The bestselling teen books about the ill-fated Baudelaire children, Lemony Snicket’s A Series of Unfortunate Events, have been given a second, equally doom-filled life in a new TV series.
There are 13 books in the series, and in a fitting tribute, the TV series launched on Netflix on Friday the 13th, a bad omen in the English-speaking world. This is after all a book which begins, “If you are interested in stories with happy endings, you would be better off reading some other book. In this book, not only is there no happy ending, there is no happy beginning, and very few happy things in the middle.” Don’t say you weren’t warned!
The “Unfortunate Events” happen to the three Baudelaire children – 14-year-old inventor Violet, 12-year-old bookworm Klaus, and the baby, Sunny. Their happy life as the children of a wealthy family comes to an end when their parents are killed in a mysterious fire. Their parents’ banker assigns them to a series of unsuitable guardians, starting with Count Olaf, a supposed distant cousin, who will stop at nothing to get his hands on the orphans’ fortune. Violet and Klaus will have to use all their ingenuity, and Sunny her excellent biting skills, to keep themselves safe.

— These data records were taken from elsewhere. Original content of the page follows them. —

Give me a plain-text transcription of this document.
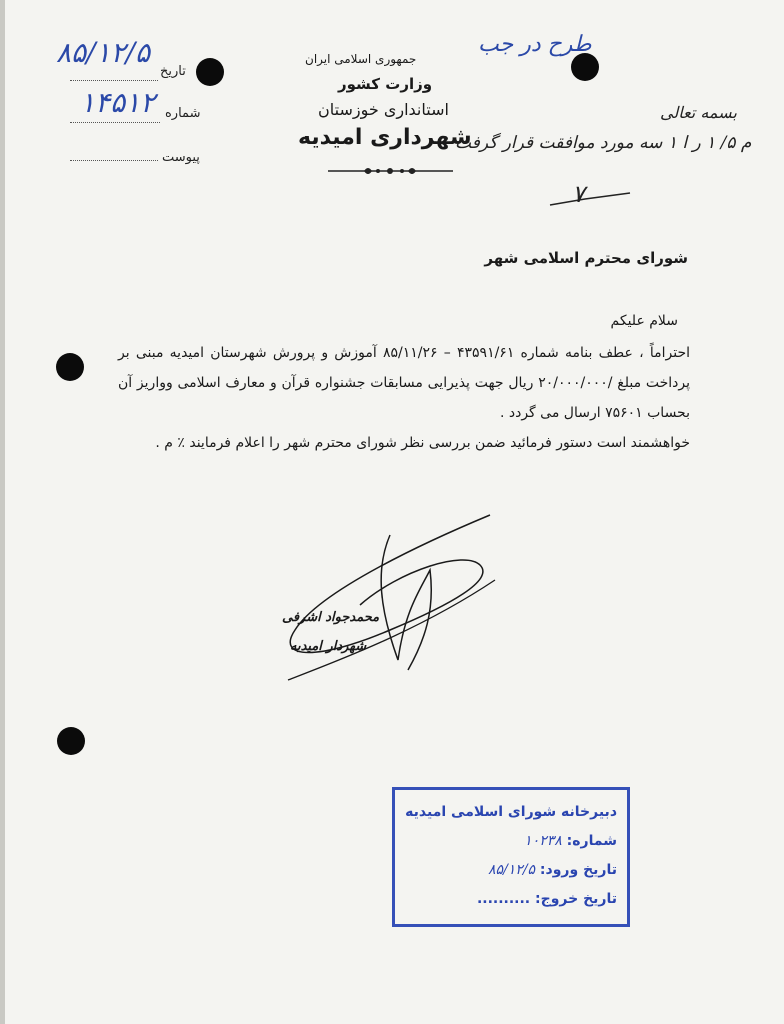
تاریخ
۸۵/۱۲/۵
شماره
۱۴۵۱۲
پیوست
جمهوری اسلامی ایران
وزارت کشور
استانداری خوزستان
شهرداری امیدیه
طرح در جب
بسمه تعالی
م ۵/ ۱ ر ا ۱ سه مورد موافقت قرار گرفت
۷
شورای محترم اسلامی شهر
سلام علیکم

احتراماً ، عطف بنامه شماره ۴۳۵۹۱/۶۱ – ۸۵/۱۱/۲۶ آموزش و پرورش شهرستان امیدیه مبنی بر پرداخت مبلغ /۲۰/۰۰۰/۰۰۰ ریال جهت پذیرایی مسابقات جشنواره قرآن و معارف اسلامی وواریز آن بحساب ۷۵۶۰۱ ارسال می گردد .

خواهشمند است دستور فرمائید ضمن بررسی نظر شورای محترم شهر را اعلام فرمایند ٪ م .

محمدجواد اشرفی
شهردار امیدیه
دبیرخانه شورای اسلامی امیدیه
شماره: ۱۰۲۳۸
تاریخ ورود: ۸۵/۱۲/۵
تاریخ خروج: ..........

There is nothing realistic about the books, starting with the ever-present narrator who comments pessimistically on all the events like a human Eeyore and gives vocabulary definitions. The TV series stays true to the tone (the adaptation of the first book was done by Daniel Handler, the books’ author.) Visually it has unreal feel reminiscent of a Tim Burton or Terry Gilliam film.
The adults in the Baudelaire children’s timeless world are universally incompetent and often downright cruel and vicious. That just makes the kids seem all the more ingenious and resilient, figuring out cryptic codes or inventing steam-punk-style gadgets to keep out of danger. That is no doubt the secret of the stories’ popularity – what teenager doesn’t believe that most adults are idiots and that they, the teenagers, have all the answers?
A first season of the TV series devotes two 45-minute episodes to each of the first four novels. A second season is in preparation of 10 episodes, covering up to book nine. Each alliteratively-titled adventure is quirky, improbable and darker than the last until the thirteenth: The End. Just don’t think it will be a happy ending.